Was für eine Leistung! Nico Rosberg liefert in Singapur eine dominante Vorstellung ab und feiert im 15. Rennen 2016 seinen achten Saisonsieg. Außerdem gewinnt er als erster Nicht-Weltmeister das Night-Race - und übernimmt wieder die WM-Führung, acht Punkte vor Lewis Hamilton.
Rosbergs Wochenende beginnt mit einem Crash im Freitagstraining; Hamilton verliert wertvolle Vorbereitungszeit wegen einer defekten Hydraulik. Im Qualifying hängt Rosberg seinen Teamkollegen um 0,7 Sekunden ab. Ricciardo sichert sich P2 - und den Vorteil, auf härteren Reifen starten zu dürfen.
Mit vier Erfolgen ist Sebastian Vettel Rekordsieger in Singapur, eine gebrochene Radaufhängung kostet ihn jedoch das Qualifying: Aus schon in Q1! So nutzt er die Gelegenheit, gleich einen neuen Antrieb für den Rest der Saison in seinen Pool zu ziehen. Denn Letzter ist er sowieso schon.
Für Romain Grosjean ist der Grand Prix von Singapur nach der Aufwärmrunde vorbei. Weil das Brake-by-Wire-System kaputt geht, gibt der Haas-Pilot auf. Am Samstag hatte er noch geschimpft: "Das ist das schlechteste Auto, das ich je gefahren bin!" Technikchef Günther Steiner winkt ab: "Romain wird sich wieder beruhigen."
Auch Nico Hülkenberg hat einen kurzen Arbeitstag: Die Toro Rossos nehmen ihn in die Zange, es kommt zum Crash. "Da kann man keinem die Schuld geben", findet Marc Surer. Hülkenberg ärgert sich: "Wäre ich nicht so gut gestartet, wäre das nicht passiert." Carlos Sainz sieht wegen eines losen Barge-Boards die schwarz-orange Flagge.
Der Start: Rosberg kommt hervorragend weg und behauptet die Pole, Fernando Alonso (5.) gewinnt vier, Kevin Magnussen (10.) und Sergio Perez (12.) sogar fünf Positionen. Max Verstappen hat Riesenglück, als Hülkenberg vor seiner Nase vorbeisegelt, fällt von P4 auf P8 zurück.
Hamilton schnuppert kurz an Ricciardo, muss aber vor der ersten Kurve zurückstecken und bleibt Dritter. Von da an sind die Positionen erst mal bezogen: Nach vier Runden hat Rosberg 2,2 Sekunden Vorsprung auf Ricciardo, der wiederum hängt Hamilton um weitere 2,2 Sekunden ab.

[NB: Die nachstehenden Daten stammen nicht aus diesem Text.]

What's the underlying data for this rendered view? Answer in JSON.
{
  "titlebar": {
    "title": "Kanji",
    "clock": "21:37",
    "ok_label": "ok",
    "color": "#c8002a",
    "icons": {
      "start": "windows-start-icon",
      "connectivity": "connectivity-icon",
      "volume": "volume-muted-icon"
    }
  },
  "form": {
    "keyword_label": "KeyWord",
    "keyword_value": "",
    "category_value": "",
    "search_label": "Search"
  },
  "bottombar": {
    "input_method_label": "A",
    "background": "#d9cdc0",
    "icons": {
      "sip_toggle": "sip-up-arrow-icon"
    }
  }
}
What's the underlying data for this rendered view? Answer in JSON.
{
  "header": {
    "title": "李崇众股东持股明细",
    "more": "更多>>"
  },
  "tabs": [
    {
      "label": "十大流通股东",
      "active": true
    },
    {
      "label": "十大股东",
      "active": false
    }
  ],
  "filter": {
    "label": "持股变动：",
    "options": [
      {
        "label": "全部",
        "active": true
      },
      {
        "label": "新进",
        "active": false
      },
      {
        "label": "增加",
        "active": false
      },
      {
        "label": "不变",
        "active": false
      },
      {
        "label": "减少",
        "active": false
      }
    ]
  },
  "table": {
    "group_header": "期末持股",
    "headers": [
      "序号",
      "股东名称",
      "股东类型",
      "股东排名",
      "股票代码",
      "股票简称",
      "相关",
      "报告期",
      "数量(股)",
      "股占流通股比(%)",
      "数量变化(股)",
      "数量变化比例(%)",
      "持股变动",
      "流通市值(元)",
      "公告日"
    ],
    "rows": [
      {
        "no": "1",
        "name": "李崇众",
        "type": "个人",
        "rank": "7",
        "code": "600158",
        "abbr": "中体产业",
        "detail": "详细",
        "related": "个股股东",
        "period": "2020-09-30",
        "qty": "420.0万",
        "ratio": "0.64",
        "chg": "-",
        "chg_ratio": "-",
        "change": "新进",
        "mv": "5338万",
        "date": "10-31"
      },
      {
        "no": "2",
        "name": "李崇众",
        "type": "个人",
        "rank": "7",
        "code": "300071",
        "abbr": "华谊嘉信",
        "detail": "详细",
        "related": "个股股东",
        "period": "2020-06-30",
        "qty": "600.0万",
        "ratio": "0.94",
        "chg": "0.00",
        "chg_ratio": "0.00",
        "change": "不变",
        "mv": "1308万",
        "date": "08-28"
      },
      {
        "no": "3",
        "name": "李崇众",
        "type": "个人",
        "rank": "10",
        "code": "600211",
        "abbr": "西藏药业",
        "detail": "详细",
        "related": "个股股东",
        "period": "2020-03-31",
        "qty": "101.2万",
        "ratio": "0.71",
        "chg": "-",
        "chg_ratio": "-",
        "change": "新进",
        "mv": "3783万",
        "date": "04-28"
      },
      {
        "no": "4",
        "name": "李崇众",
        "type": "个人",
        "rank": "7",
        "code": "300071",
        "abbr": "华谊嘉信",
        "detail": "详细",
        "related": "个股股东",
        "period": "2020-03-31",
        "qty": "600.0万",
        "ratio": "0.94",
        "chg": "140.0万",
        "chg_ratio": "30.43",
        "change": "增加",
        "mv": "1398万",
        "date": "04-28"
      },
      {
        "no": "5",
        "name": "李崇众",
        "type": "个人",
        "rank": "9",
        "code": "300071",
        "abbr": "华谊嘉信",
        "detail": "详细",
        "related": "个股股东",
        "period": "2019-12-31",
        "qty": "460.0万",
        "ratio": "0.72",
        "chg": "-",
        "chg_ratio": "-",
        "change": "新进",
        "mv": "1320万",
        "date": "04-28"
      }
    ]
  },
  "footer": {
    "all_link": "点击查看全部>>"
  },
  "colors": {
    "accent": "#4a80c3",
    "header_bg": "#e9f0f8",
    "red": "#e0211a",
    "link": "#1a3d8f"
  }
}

Nach einer Kollision mit Jenson Button (Frontflügel ab am McLaren) humpelt Valtteri Bottas mit Reifenschaden an die Williams-Box. Beim "Unsafe Release" gegen Vettel drückt die Rennleitung ein Auge zu. Später kommt Bottas wegen eines lockeren Sitzgurts nochmal rein - und gibt schließlich ganz auf.

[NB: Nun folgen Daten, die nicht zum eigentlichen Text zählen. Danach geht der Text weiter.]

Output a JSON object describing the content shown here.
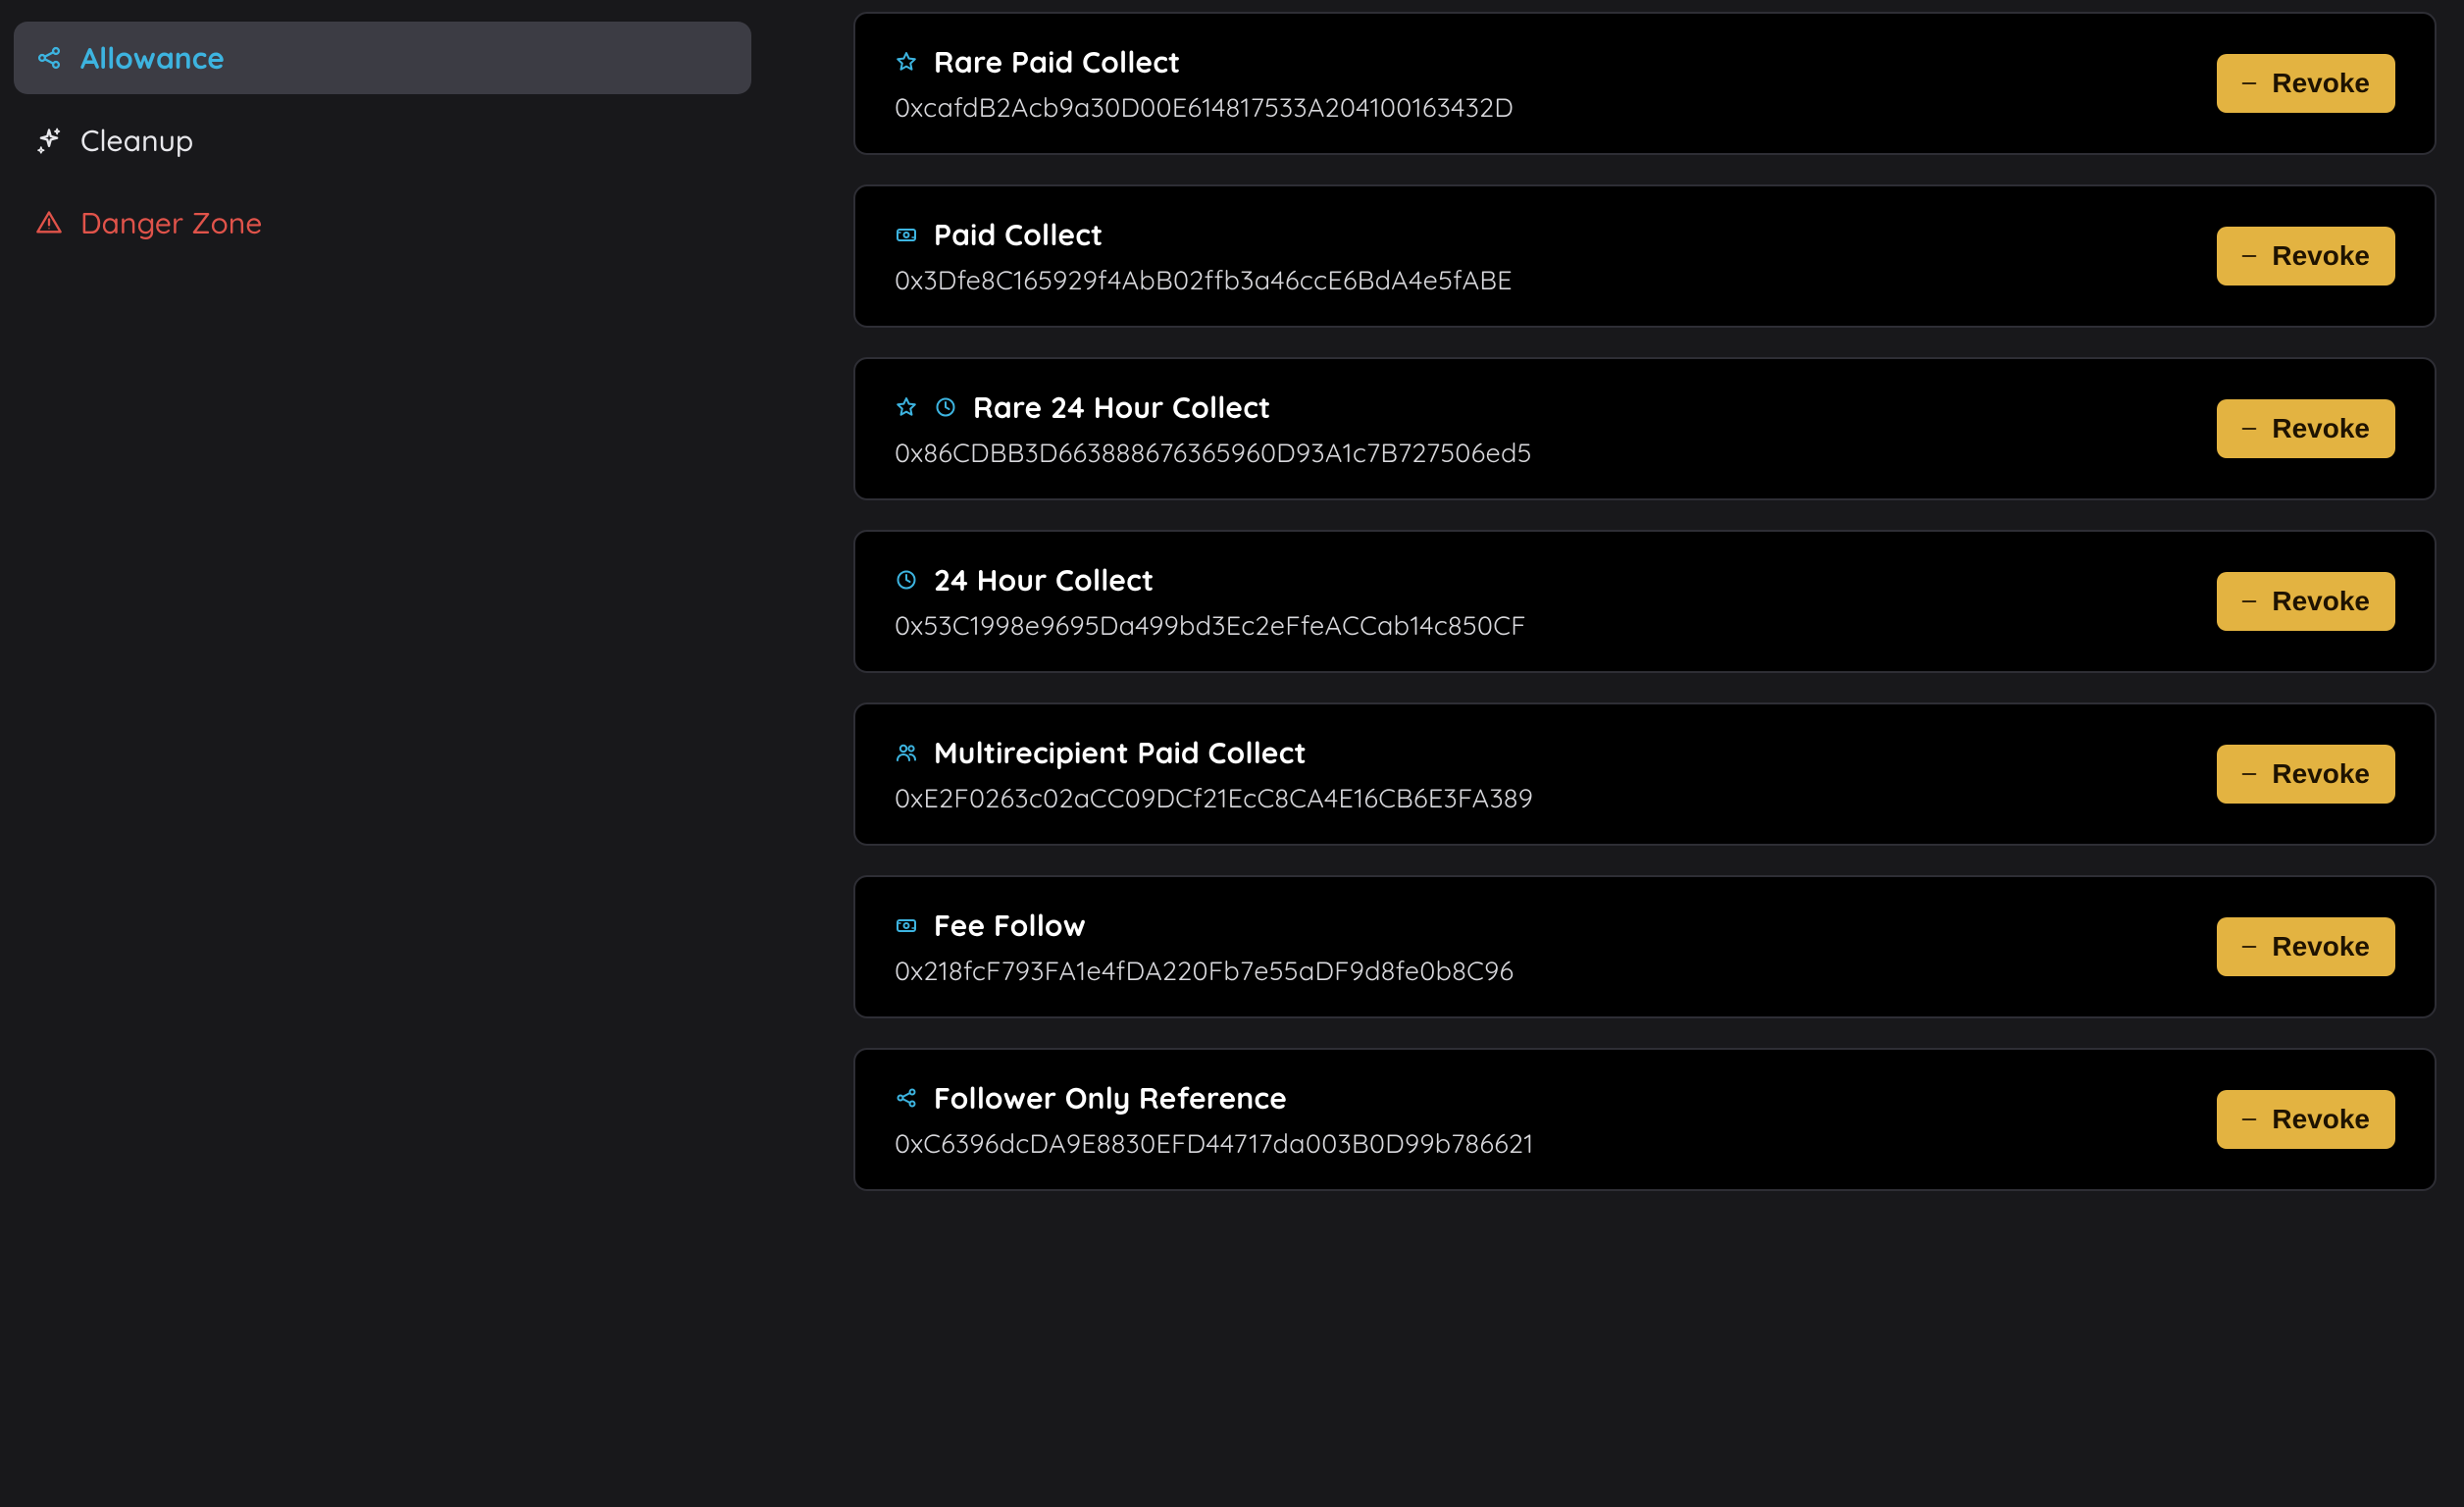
{
  "sidebar": {
    "items": [
      {
        "id": "allowance",
        "label": "Allowance",
        "icon": "share-icon",
        "active": true,
        "danger": false
      },
      {
        "id": "cleanup",
        "label": "Cleanup",
        "icon": "sparkles-icon",
        "active": false,
        "danger": false
      },
      {
        "id": "danger-zone",
        "label": "Danger Zone",
        "icon": "warning-icon",
        "active": false,
        "danger": true
      }
    ]
  },
  "revoke_label": "Revoke",
  "modules": [
    {
      "icons": [
        "star"
      ],
      "title": "Rare Paid Collect",
      "address": "0xcafdB2Acb9a30D00E614817533A204100163432D"
    },
    {
      "icons": [
        "cash"
      ],
      "title": "Paid Collect",
      "address": "0x3Dfe8C165929f4AbB02ffb3a46ccE6BdA4e5fABE"
    },
    {
      "icons": [
        "star",
        "clock"
      ],
      "title": "Rare 24 Hour Collect",
      "address": "0x86CDBB3D663888676365960D93A1c7B727506ed5"
    },
    {
      "icons": [
        "clock"
      ],
      "title": "24 Hour Collect",
      "address": "0x53C1998e9695Da499bd3Ec2eFfeACCab14c850CF"
    },
    {
      "icons": [
        "users"
      ],
      "title": "Multirecipient Paid Collect",
      "address": "0xE2F0263c02aCC09DCf21EcC8CA4E16CB6E3FA389"
    },
    {
      "icons": [
        "cash"
      ],
      "title": "Fee Follow",
      "address": "0x218fcF793FA1e4fDA220Fb7e55aDF9d8fe0b8C96"
    },
    {
      "icons": [
        "share"
      ],
      "title": "Follower Only Reference",
      "address": "0xC6396dcDA9E8830EFD44717da003B0D99b786621"
    }
  ]
}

Nach dem Safety-Car-Restart, bei dem Hamilton wieder erfolglos an Ricciardo schnuppert, steht plötzlich ein Streckenposten mitten auf der Fahrbahn! "Kein schönes Gefühl bei Tempo 300", sagt Rosberg. Die Situation geht glimpflich aus. Bereits 2015 ist in Singapur ein Betrunkener auf die Strecke spaziert.
Vettel hält sich am Start zurück und bleibt Letzter, fährt einen langen ersten Stint auf den härtesten Reifen und ist schon guter Sechster, als er in der 24. Runde zum ersten Mal an die Box kommt. Nach dem Wechsel auf Ultrasoft dreht er die schnellsten Runden im Feld. So zieht er sogar an Verstappen vorbei.
Drama bei Mercedes? "Wir müssen mit den Bremsen haushalten", funkt Tony Ross schon in der neunten Runde an Rosberg und schärft nach: "Es ist ernst, Nico." Hamilton hat die gleichen Probleme. Auf das Tempo wirkt sich das nicht aus: Zwischen der neunten und 14. Runde vergrößert Rosberg den Vorsprung von 3,4 auf 7,8 Sekunden.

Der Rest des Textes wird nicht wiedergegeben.